THE LAW:  A SHADOW OF THE SACRIFICE OF JESUS CHRIST
The New Testament teaching, especially the Epistle to the Hebrews, is very emphatic in its declarations that " ... the law having a shadow of the good things to come, not the very image of the things, can never with the same sacrifices year by year, which they offer continually, make perfect them that draw nigh." (Heb. 10:1) These were sacrifices, he continues, " ... which can never take away sins." (Heb. 10:11) For they" ... cannot, as touching the conscience, make the worshipper perfect," (Heb. 9:9) since the blood of goats and bulls availed only to " ... sanctify unto the cleanness of the flesh," (Heb. 9:13) but "how much more shall the blood of Christ, who through the eternal spirit offered himself without blemish unto God, cleanse your conscience from dead works ... (Heb. 9:14), "for it is impossible that the blood of bulls and goats should take away sins." (Heb. 10:4)

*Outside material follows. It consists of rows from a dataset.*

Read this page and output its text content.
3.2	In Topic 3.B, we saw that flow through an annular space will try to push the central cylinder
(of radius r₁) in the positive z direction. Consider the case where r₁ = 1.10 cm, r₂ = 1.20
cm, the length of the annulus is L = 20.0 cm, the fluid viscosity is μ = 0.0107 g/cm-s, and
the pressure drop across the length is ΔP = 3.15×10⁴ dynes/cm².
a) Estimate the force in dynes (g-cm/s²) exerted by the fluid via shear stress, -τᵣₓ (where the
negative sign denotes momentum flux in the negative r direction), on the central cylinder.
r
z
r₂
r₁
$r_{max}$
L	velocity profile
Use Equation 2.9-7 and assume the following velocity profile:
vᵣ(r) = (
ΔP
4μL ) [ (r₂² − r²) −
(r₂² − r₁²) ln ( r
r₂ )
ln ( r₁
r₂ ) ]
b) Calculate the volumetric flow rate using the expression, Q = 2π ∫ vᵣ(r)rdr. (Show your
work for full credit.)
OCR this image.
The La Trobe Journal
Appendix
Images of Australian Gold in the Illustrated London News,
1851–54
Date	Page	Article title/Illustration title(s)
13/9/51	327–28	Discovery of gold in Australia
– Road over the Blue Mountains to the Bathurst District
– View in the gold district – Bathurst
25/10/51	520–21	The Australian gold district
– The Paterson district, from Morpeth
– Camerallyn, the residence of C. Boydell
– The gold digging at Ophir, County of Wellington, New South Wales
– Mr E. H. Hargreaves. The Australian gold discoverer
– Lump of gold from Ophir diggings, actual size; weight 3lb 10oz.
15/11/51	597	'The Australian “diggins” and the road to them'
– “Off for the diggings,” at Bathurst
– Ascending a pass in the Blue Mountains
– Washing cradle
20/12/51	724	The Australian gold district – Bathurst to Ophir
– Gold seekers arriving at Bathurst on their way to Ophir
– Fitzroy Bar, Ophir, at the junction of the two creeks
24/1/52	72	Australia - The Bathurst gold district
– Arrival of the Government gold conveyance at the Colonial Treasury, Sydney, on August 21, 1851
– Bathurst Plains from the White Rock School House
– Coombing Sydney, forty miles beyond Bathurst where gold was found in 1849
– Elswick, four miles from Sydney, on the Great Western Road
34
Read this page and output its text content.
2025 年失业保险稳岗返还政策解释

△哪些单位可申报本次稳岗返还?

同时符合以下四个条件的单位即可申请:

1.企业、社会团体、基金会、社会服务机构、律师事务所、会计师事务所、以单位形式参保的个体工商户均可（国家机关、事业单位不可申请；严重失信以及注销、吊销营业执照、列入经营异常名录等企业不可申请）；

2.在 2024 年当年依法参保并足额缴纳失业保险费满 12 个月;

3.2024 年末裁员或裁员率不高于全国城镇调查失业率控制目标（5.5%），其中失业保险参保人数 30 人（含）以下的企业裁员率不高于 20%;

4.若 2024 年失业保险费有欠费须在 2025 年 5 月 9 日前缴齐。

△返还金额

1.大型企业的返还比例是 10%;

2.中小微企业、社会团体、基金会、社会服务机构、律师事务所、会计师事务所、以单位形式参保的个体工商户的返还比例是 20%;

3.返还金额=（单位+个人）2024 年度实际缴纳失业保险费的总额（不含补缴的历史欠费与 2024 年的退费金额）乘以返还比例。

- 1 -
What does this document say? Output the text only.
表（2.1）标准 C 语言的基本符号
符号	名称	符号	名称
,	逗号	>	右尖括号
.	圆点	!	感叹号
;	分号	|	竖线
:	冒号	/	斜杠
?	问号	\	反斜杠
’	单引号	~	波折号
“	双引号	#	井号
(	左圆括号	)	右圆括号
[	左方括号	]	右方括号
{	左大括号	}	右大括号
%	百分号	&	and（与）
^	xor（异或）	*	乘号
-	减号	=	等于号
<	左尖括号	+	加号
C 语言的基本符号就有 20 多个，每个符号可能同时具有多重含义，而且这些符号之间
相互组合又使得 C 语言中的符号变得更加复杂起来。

Here would appear to be two apparently opposite views of the efficacy of the Levitical sacrifices. But the reconciliation of the difficulty lies, not in a denial of either the Old or New Testament teachings, but in a harmonization of both. This is accomplished through a study of the two different aspects under which sacrifice IS regarded in the Mosaic economy and by the Hebrews' Epistle respectively. Reconciliation of the Problem                                                                                         From the worshiper's standpoint the Levitical sacrifices were, in a sense, efficacious in a two-fold way:                                                                                               (1) they healed the breach of covenant relationship which resulted from either ceremonial or moral transgression, and kept secure their civil and ecclesiastical privileges; and                                                                                                                                 (2) they procured also, when offered with unfeigned penitence and humble faith, actual forgiveness for the sinner in that it is clearly stated the sacrifice " ... shall make atonement for him as touching his sin that he hath sinned, and he shall be forgiven."                                                                                                                                                                                                             It is dishonoring, it seems, to God's word and promise, which is repeated over and over, to contend that the sins under the first covenant were only symbolically, but never really, forgiven.
This is to fail to comprehend the meaning and purpose of Old Testament sacrifice and to reduce it to vague and meaningless ritual. This does not really deal with the problem. It simply raises another one-how can we explain the divine promises of forgiveness in Leviticus? To be sure, the Levitical sacrifices were but shadows of the true, and most assuredly the blood of bulls and goats can never take away sins, but this is looking at the matter both from the New Testament's and from God's viewpoint.
 That is to say, it is one thing to view the matter from the Old Testament worshipper's viewpoint, who actually participated in the objective ritual of the animal sacrifice, and to whom there was not a word spoken as to these sacrifices being simply objective symbols of inward spiritual truths, for on the contrary, it is expressly stated "he shall be forgiven."
It is another matter, however, to look at the question from this side of the cross, in the light of full revelation, and too, to view it from the standpoint of God's intended purposes with regard to sacrifices.